Reinsurance giant Hannover Re’s parent, The Talanx Group, has raised its outlook for Group net income in 2019 to above €900 million on the back of a strong first-half performance, supported by a greater contribution from its reinsurance division despite the impact of losses.
For the first-half of 2019, the company’s net income increased by 9.4% to €477 million, while operating profit jumped 2.7% year-on-year, to €1.24 billion. Overall, gross premiums written increased by more than 11% in the period to €20.86 billion, and net premiums earned increased by over 10% to €15.9 billion, when compared with the first-half of 2018.
Somewhat offsetting the improvements, the firm’s net investment income fell slightly in H1 2019 to €1.98 billion, compared with €2 billion in H1 2018.
Overall, the firm produced a combined ratio of 97.5% in H1 2019, which is up on the 96.7% recorded a year earlier and which reflects late claim notifications related to typhoon Jebi and higher losses from natural disasters in the period.
Losses from natural disasters and other large losses for H1 2019 totalled €308 million compared with €241 million a year earlier, although this remains within the group level pro rata large loss budget of €527 million. The Talanx Group notes that reinsurance accounted for large losses of €141 million and that at €167 million, the pro rata large loss budget for primary insurance was slightly exceeded.
The Talanx Group’s underwriting result improved by 5.5% in H1 2019 to -€708 million, which the firm attributes to strong results in the Life Insurance segment in Germany which more than offset the increased costs of natural disasters and other large losses.
The firm highlights a greater contribution to Group net income from its reinsurance division, which increased from €281 million in H1 2018 to €329 million in H1 2019. The property and casualty reinsurance segment recorded gross written premium growth of 21.3% in the period to €7.8 billion.
Of the €141 million hit from natural disasters and other large losses within the segment, key losses included the explosion at a refinery in Philadelphia, the floods in Queensland, Australia, and the late claim notification for typhoon Jebi.
The reinsurance unit’s underwriting result fell from €206 million in H1 2018 to €174 million in H1 2019, and the division recorded a combined ratio of 96.7%, compared with 95.7% a year earlier.
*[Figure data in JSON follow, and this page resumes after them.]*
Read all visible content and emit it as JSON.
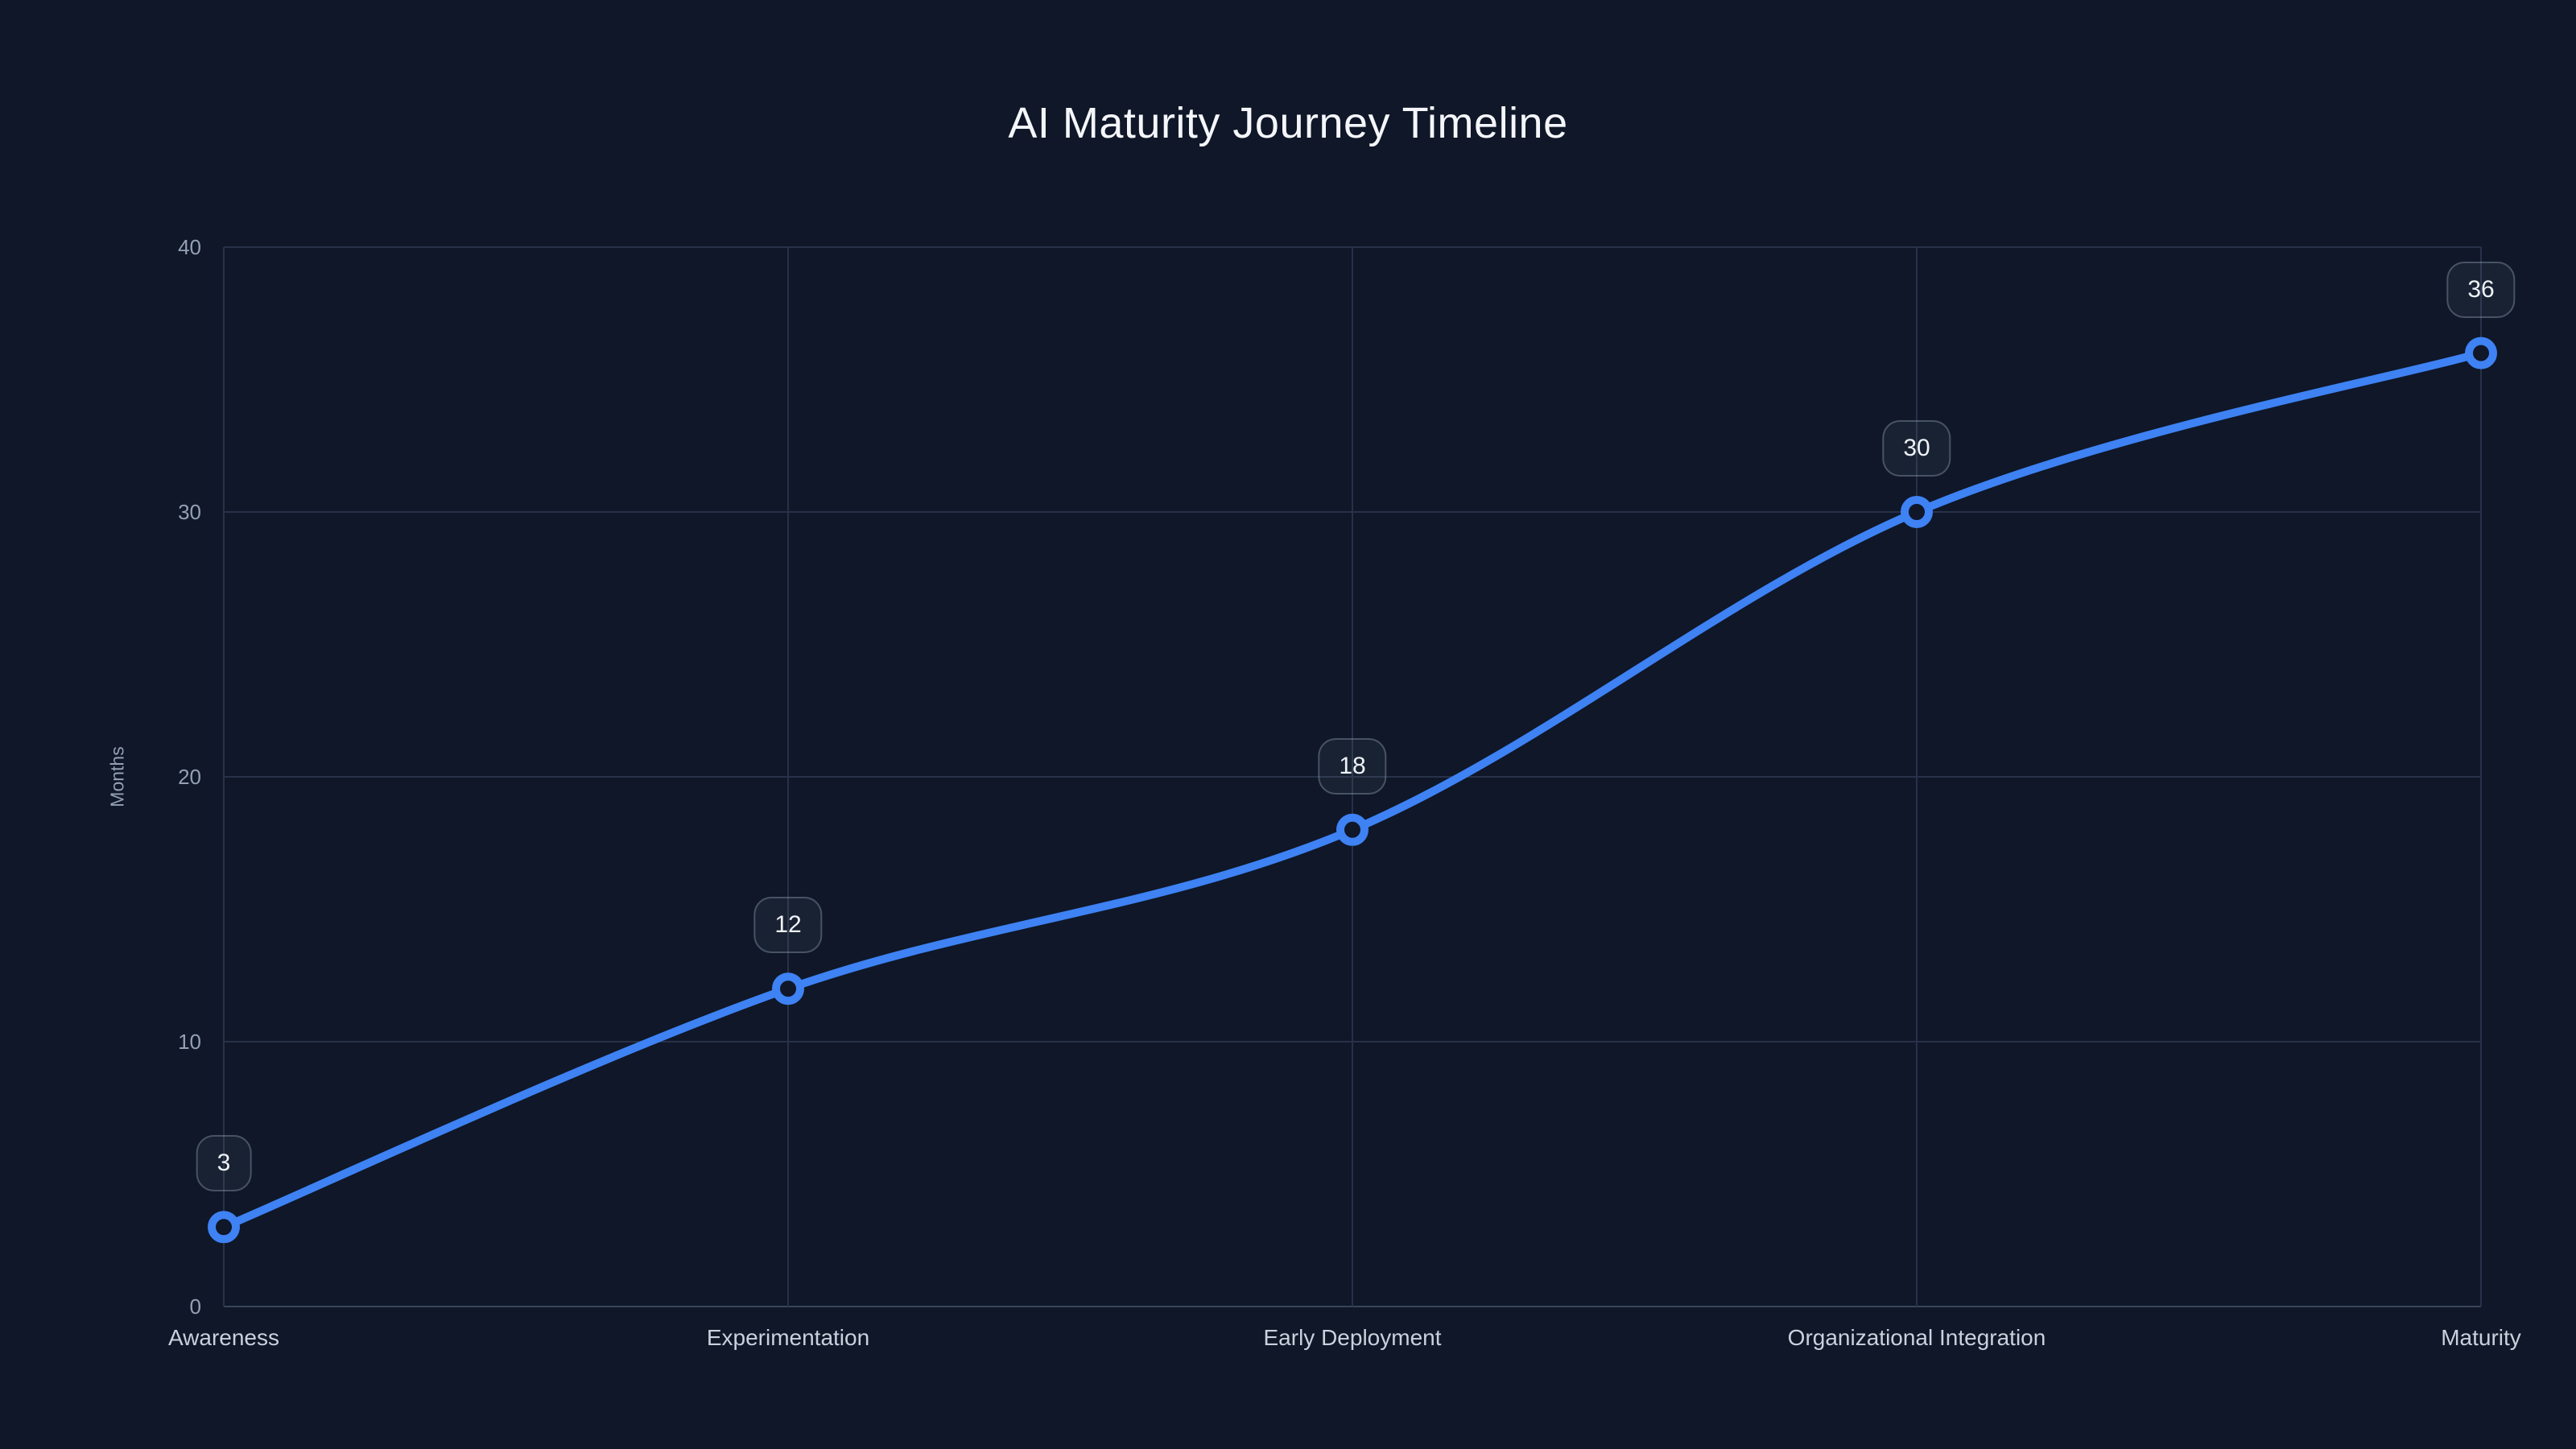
{
  "title": "AI Maturity Journey Timeline",
  "chart_data": {
    "type": "line",
    "categories": [
      "Awareness",
      "Experimentation",
      "Early Deployment",
      "Organizational Integration",
      "Maturity"
    ],
    "values": [
      3,
      12,
      18,
      30,
      36
    ],
    "title": "AI Maturity Journey Timeline",
    "xlabel": "",
    "ylabel": "Months",
    "ylim": [
      0,
      40
    ],
    "yticks": [
      0,
      10,
      20,
      30,
      40
    ],
    "grid": true,
    "legend": false,
    "smooth": true,
    "point_style": "open-circle",
    "data_labels": [
      3,
      12,
      18,
      30,
      36
    ]
  },
  "colors": {
    "background": "#0f1728",
    "line": "#3e82f4",
    "grid": "#273149",
    "axisline": "#3a455c",
    "tick": "#94a0b5",
    "xlabel": "#c9d1dd",
    "title": "#f4f6fa",
    "badge_fill": "rgba(148,163,184,0.08)",
    "badge_border": "rgba(148,163,184,0.38)",
    "badge_text": "#eef2f8"
  }
}
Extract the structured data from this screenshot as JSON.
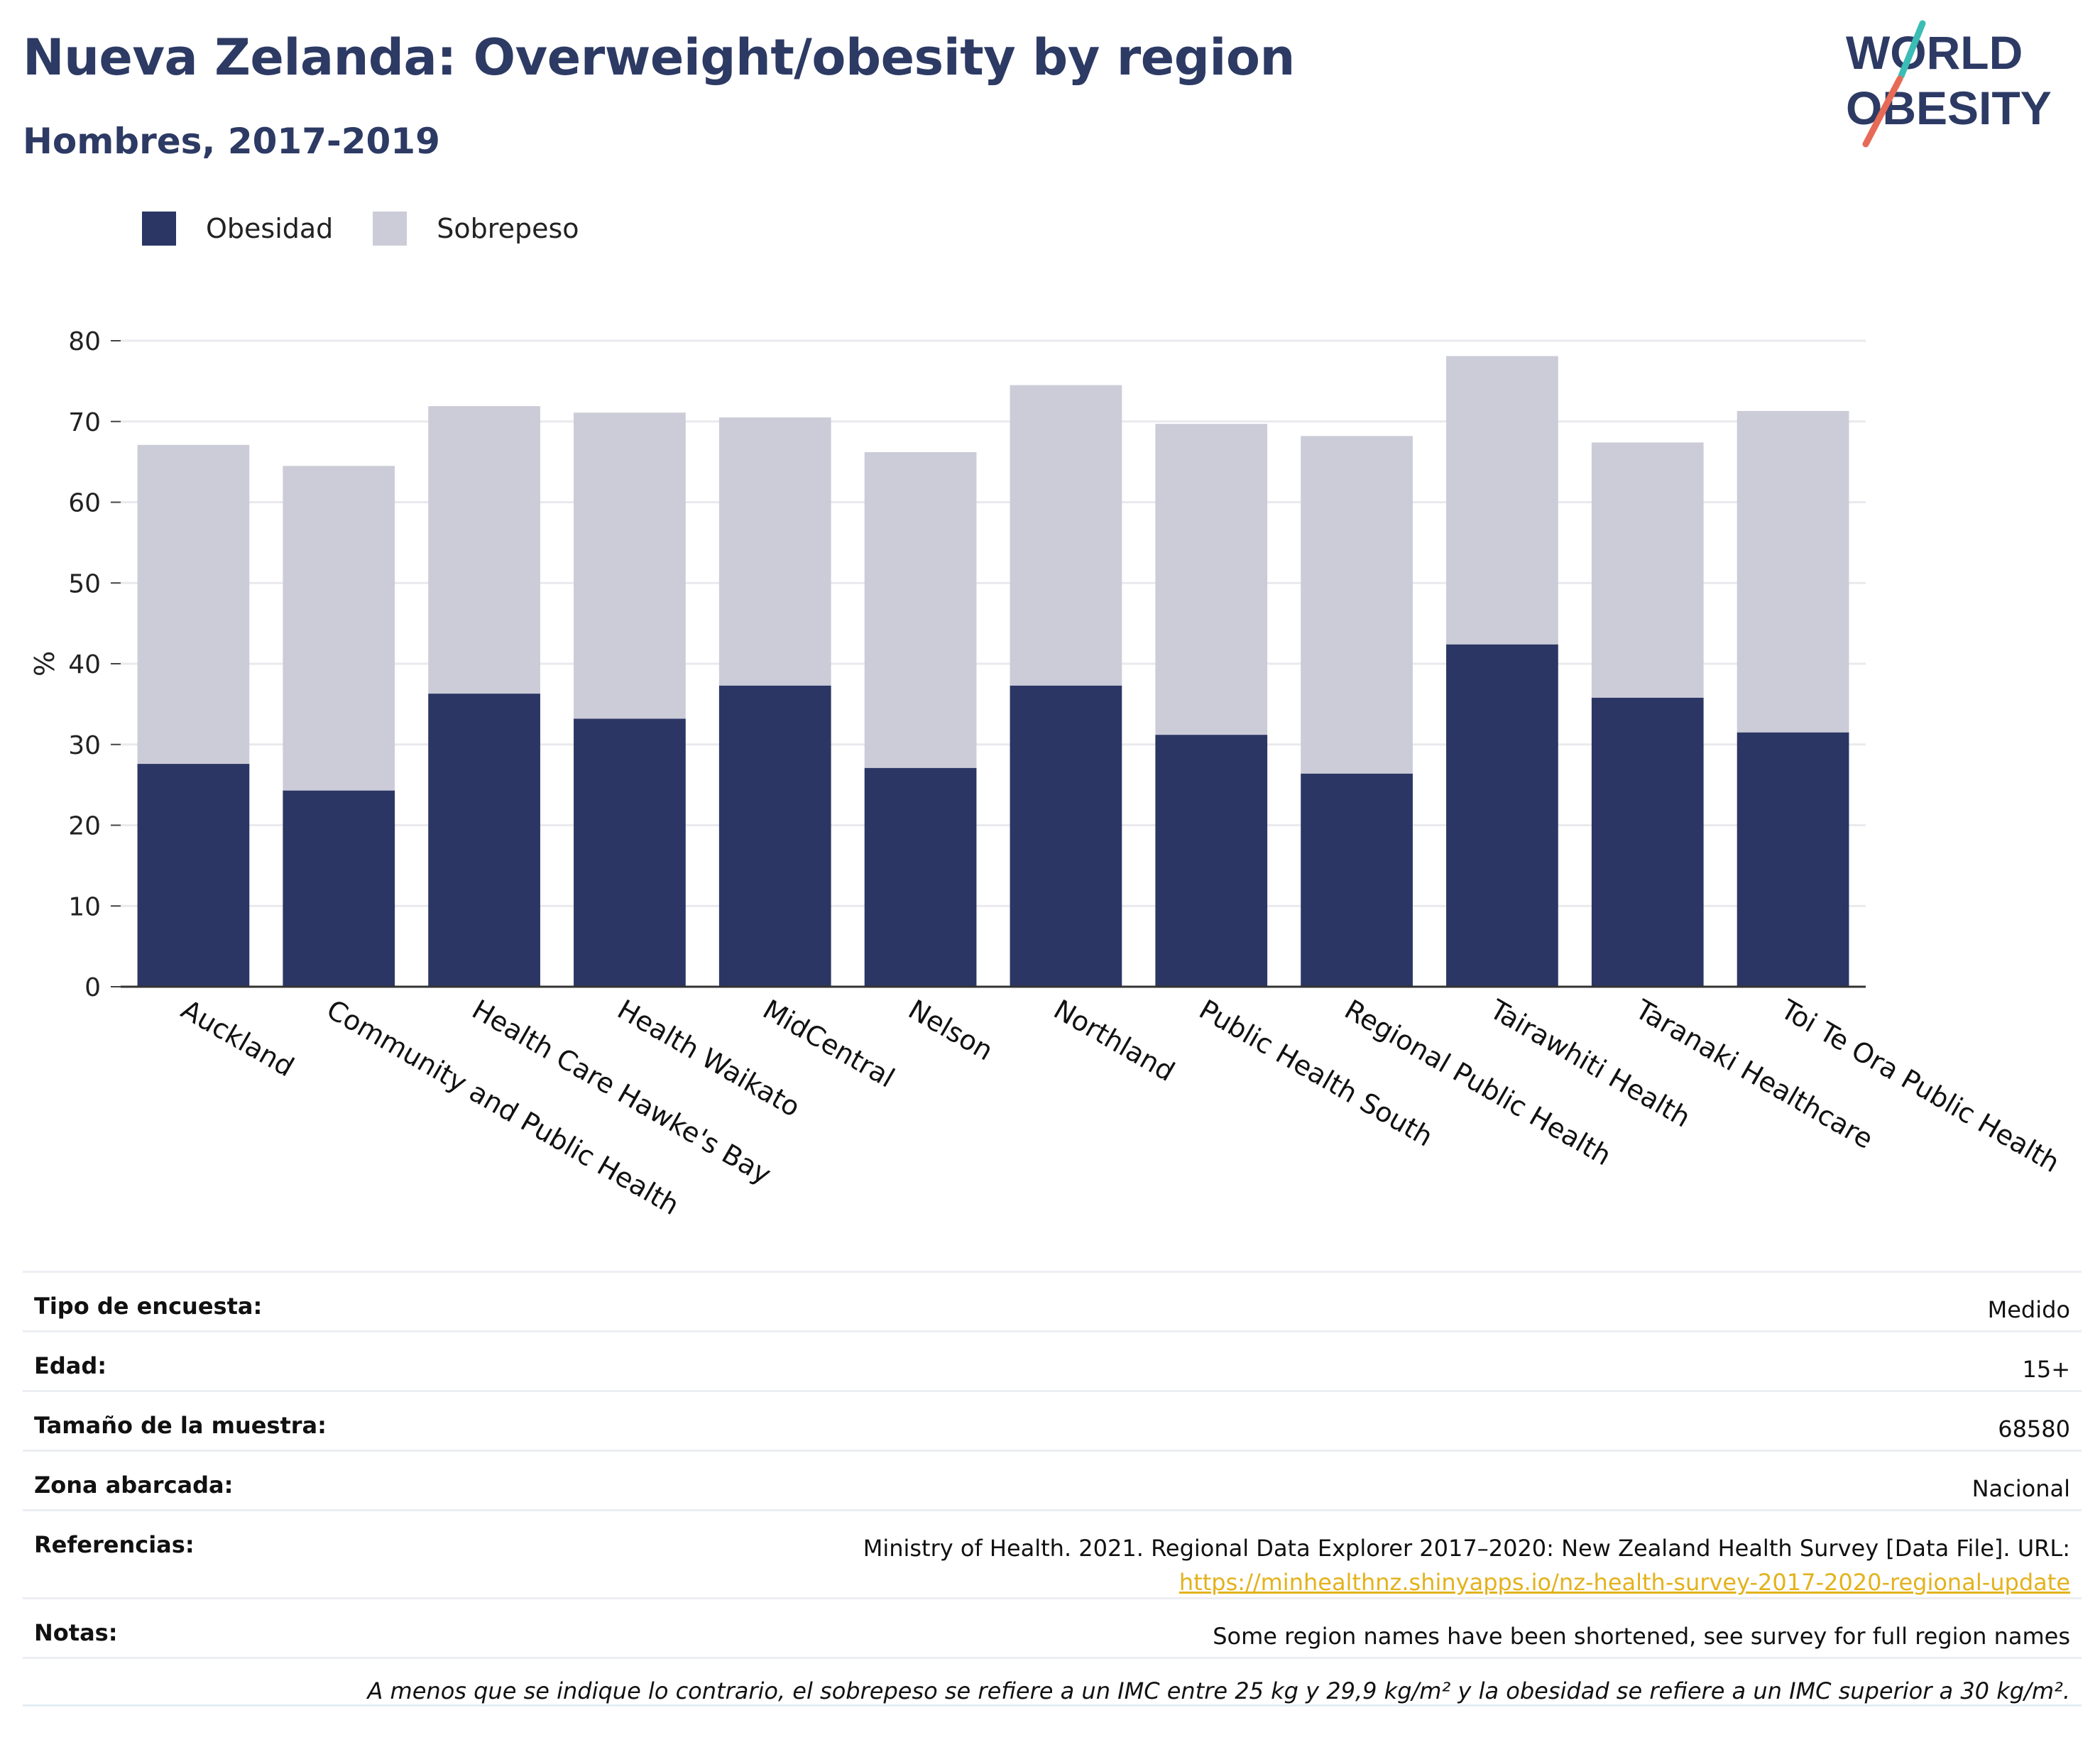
{
  "header": {
    "title": "Nueva Zelanda: Overweight/obesity by region",
    "subtitle": "Hombres, 2017-2019"
  },
  "logo": {
    "line1": "WORLD",
    "line2": "OBESITY",
    "name": "world-obesity-logo"
  },
  "legend": [
    {
      "label": "Obesidad",
      "color": "#2b3664"
    },
    {
      "label": "Sobrepeso",
      "color": "#cbccd8"
    }
  ],
  "chart_data": {
    "type": "bar",
    "stacked": true,
    "title": "Nueva Zelanda: Overweight/obesity by region",
    "subtitle": "Hombres, 2017-2019",
    "xlabel": "",
    "ylabel": "%",
    "ylim": [
      0,
      80
    ],
    "yticks": [
      0,
      10,
      20,
      30,
      40,
      50,
      60,
      70,
      80
    ],
    "grid": true,
    "legend_position": "top-left",
    "categories": [
      "Auckland",
      "Community and Public Health",
      "Health Care Hawke's Bay",
      "Health Waikato",
      "MidCentral",
      "Nelson",
      "Northland",
      "Public Health South",
      "Regional Public Health",
      "Tairawhiti Health",
      "Taranaki Healthcare",
      "Toi Te Ora Public Health"
    ],
    "series": [
      {
        "name": "Obesidad",
        "color": "#2b3664",
        "values": [
          27.6,
          24.3,
          36.3,
          33.2,
          37.3,
          27.1,
          37.3,
          31.2,
          26.4,
          42.4,
          35.8,
          31.5
        ]
      },
      {
        "name": "Sobrepeso",
        "color": "#cbccd8",
        "values": [
          39.5,
          40.2,
          35.6,
          37.9,
          33.2,
          39.1,
          37.2,
          38.5,
          41.8,
          35.7,
          31.6,
          39.8
        ]
      }
    ],
    "totals": [
      67.1,
      64.5,
      71.9,
      71.1,
      70.5,
      66.2,
      74.5,
      69.7,
      68.2,
      78.1,
      67.4,
      71.3
    ]
  },
  "info_table": {
    "rows": [
      {
        "label": "Tipo de encuesta:",
        "value": "Medido"
      },
      {
        "label": "Edad:",
        "value": "15+"
      },
      {
        "label": "Tamaño de la muestra:",
        "value": "68580"
      },
      {
        "label": "Zona abarcada:",
        "value": "Nacional"
      },
      {
        "label": "Referencias:",
        "value": "Ministry of Health. 2021. Regional Data Explorer 2017–2020: New Zealand Health Survey [Data File]. URL:",
        "link": "https://minhealthnz.shinyapps.io/nz-health-survey-2017-2020-regional-update"
      },
      {
        "label": "Notas:",
        "value": "Some region names have been shortened, see survey for full region names"
      }
    ],
    "footnote": "A menos que se indique lo contrario, el sobrepeso se refiere a un IMC entre 25 kg y 29,9 kg/m² y la obesidad se refiere a un IMC superior a 30 kg/m²."
  }
}
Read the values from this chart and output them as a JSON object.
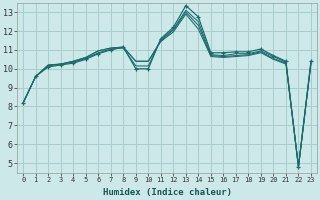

Life and Health reinsurance also performed well in the period, with premium income up by 9.3% and investment income increasing to €364 million. However, the underwriting result declined here also to -€210 million, compared with -€108 million in H1 2018.
Outside of reinsurance operations, and all other divisions recorded an increase in premiums in H1 2019. Industrial Lines grew by over 20% and recorded a stable combined ratio of 102.3%; Retail Germany saw its premiums rise from €3.26 billion to €3.32 billion and contributed €72 million to Group net income, up from the €50 million posted in H1 2018; Retail International recorded premium growth of 6.5% and its contribution to Group net income was up by 2.6%.
Torsten Leue, Chairman of the Board of Management of Talanx AG, said: “We are pleased with the way our business has developed in the first half of 2019.
“We are seeing growth in all our divisions. Our ‘20/20/20’ programme to restructure the industrial fire insurance business is having the desired effect and will be reflected in a steady improvement of our results going forward. In addition to the Retail Germany and Retail International divisions, our Reinsurance operations also continued their successful development. I am confident that we will reach our new target for Group net income in full-year 2019 of more than EUR 900 million.”
The Talanx Group has said that the “extraordinary” income in Q2 2019 from its Life/Health reinsurance division was a result of the release of hidden reserves related to the restructuring of the shareholding in the Viridium Group. The Group notes that thanks to its shareholding in Hannover Re, the restructuring boosted Talanx’s net income by approximately €50 million in H1 2019, which has also contributed to the company’s higher net income forecast for the full-year 2019.